Pro Tip: Manage Services via a CSV
Once you have more than 5–6 services, managing them one-by-one in the NPM UI gets tedious. I use a simple CSV as a source of truth and automate the NPM proxy host creation:
name,subdomain,backend_host,backend_port,scheme,websocket,enabled
siyuan,siyuan.local.yourdomain.com,192.168.0.87,6806,http,TRUE,TRUE
nas,nas.local.yourdomain.com,192.168.0.50,5001,https,TRUE,TRUE
home,home.local.yourdomain.com,192.168.0.60,8783,http,TRUE,TRUE
Adding a new service is a one-line CSV edit + script run. No clicking through the UI, no risk of misconfiguring SSL. This kind of self-hosted, private setup is exactly where automation pays off. I’ll cover the full automation script in a follow-up post.
Common Pitfalls
These are the mistakes I either made myself or have seen trip people up:
- Pointing NPM upstream to itself — the upstream must be the real backend IP, not NPM’s own address on port 80
- Cloudflare orange cloud on LAN-only hostnames — proxied records will break local resolution
- AAAA records for local-only hosts — IPv6 answers for a LAN-only hostname cause QUIC protocol mismatches and confusing browser errors
- Cert issued outside NPM — if you issued the cert elsewhere, you need to import it into NPM’s cert store, not just reference the file path
Why This Setup Works So Well
The beauty of this approach is that it brings enterprise-style ingress behaviour into a homelab without the complexity. One cert, one reverse proxy, one DNS rule — and every new service you add just needs a single CSV row and a proxy host entry. Trusted TLS everywhere on your LAN, zero port-forwarding, and no per-app certificate management overhead.
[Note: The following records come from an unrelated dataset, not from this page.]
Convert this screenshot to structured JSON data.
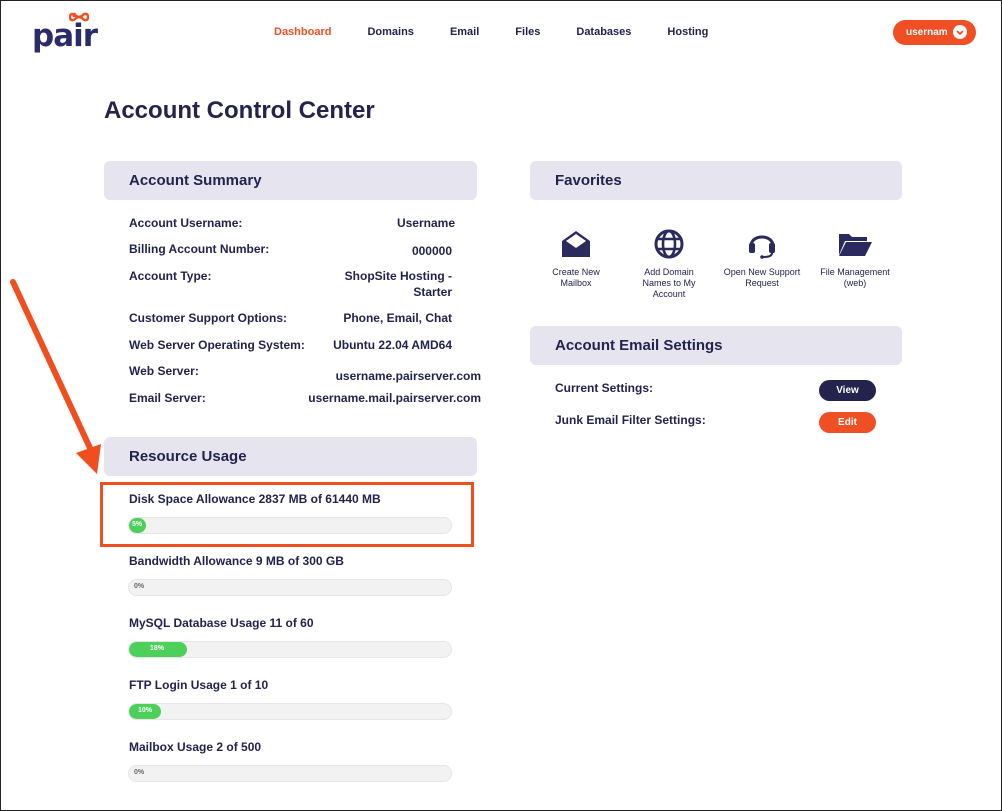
{
  "brand": {
    "logo_text": "pair"
  },
  "nav": [
    {
      "label": "Dashboard",
      "active": true
    },
    {
      "label": "Domains"
    },
    {
      "label": "Email"
    },
    {
      "label": "Files"
    },
    {
      "label": "Databases"
    },
    {
      "label": "Hosting"
    }
  ],
  "user_menu": {
    "label": "usernam",
    "icon": "chevron-down-icon"
  },
  "page": {
    "title": "Account Control Center"
  },
  "account_summary": {
    "heading": "Account Summary",
    "rows": [
      {
        "label": "Account Username:",
        "value": "Username"
      },
      {
        "label": "Billing Account Number:",
        "value": "000000"
      },
      {
        "label": "Account Type:",
        "value": "ShopSite Hosting -",
        "value2": "Starter"
      },
      {
        "label": "Customer Support Options:",
        "value": "Phone, Email, Chat"
      },
      {
        "label": "Web Server Operating System:",
        "value": "Ubuntu 22.04 AMD64"
      },
      {
        "label": "Web Server:",
        "value": "username.pairserver.com"
      },
      {
        "label": "Email Server:",
        "value": "username.mail.pairserver.com"
      }
    ]
  },
  "resource_usage": {
    "heading": "Resource Usage",
    "items": [
      {
        "label": "Disk Space Allowance 2837 MB of 61440 MB",
        "percent": 5,
        "percent_text": "5%"
      },
      {
        "label": "Bandwidth Allowance 9 MB of 300 GB",
        "percent": 0,
        "percent_text": "0%"
      },
      {
        "label": "MySQL Database Usage 11 of 60",
        "percent": 18,
        "percent_text": "18%"
      },
      {
        "label": "FTP Login Usage 1 of 10",
        "percent": 10,
        "percent_text": "10%"
      },
      {
        "label": "Mailbox Usage 2 of 500",
        "percent": 0,
        "percent_text": "0%"
      }
    ]
  },
  "favorites": {
    "heading": "Favorites",
    "items": [
      {
        "label_1": "Create New",
        "label_2": "Mailbox",
        "label_3": "",
        "icon": "open-envelope-icon"
      },
      {
        "label_1": "Add Domain",
        "label_2": "Names to My",
        "label_3": "Account",
        "icon": "globe-icon"
      },
      {
        "label_1": "Open New Support",
        "label_2": "Request",
        "label_3": "",
        "icon": "headset-icon"
      },
      {
        "label_1": "File Management",
        "label_2": "(web)",
        "label_3": "",
        "icon": "folder-icon"
      }
    ]
  },
  "email_settings": {
    "heading": "Account Email Settings",
    "rows": [
      {
        "label": "Current Settings:",
        "button": "View"
      },
      {
        "label": "Junk Email Filter Settings:",
        "button": "Edit"
      }
    ]
  },
  "colors": {
    "accent": "#f04e23",
    "navy": "#23234d",
    "panel": "#e6e5ef",
    "progress": "#4cd05a"
  }
}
If you’re already running Pi-hole and NPM (and if you’re into self-hosting, you probably are), this is one of the highest-value upgrades you can make to your homelab setup. Combine it with Cloudflare Zero Trust for external access and you’ve got a solid, layered approach to both LAN and internet-facing services.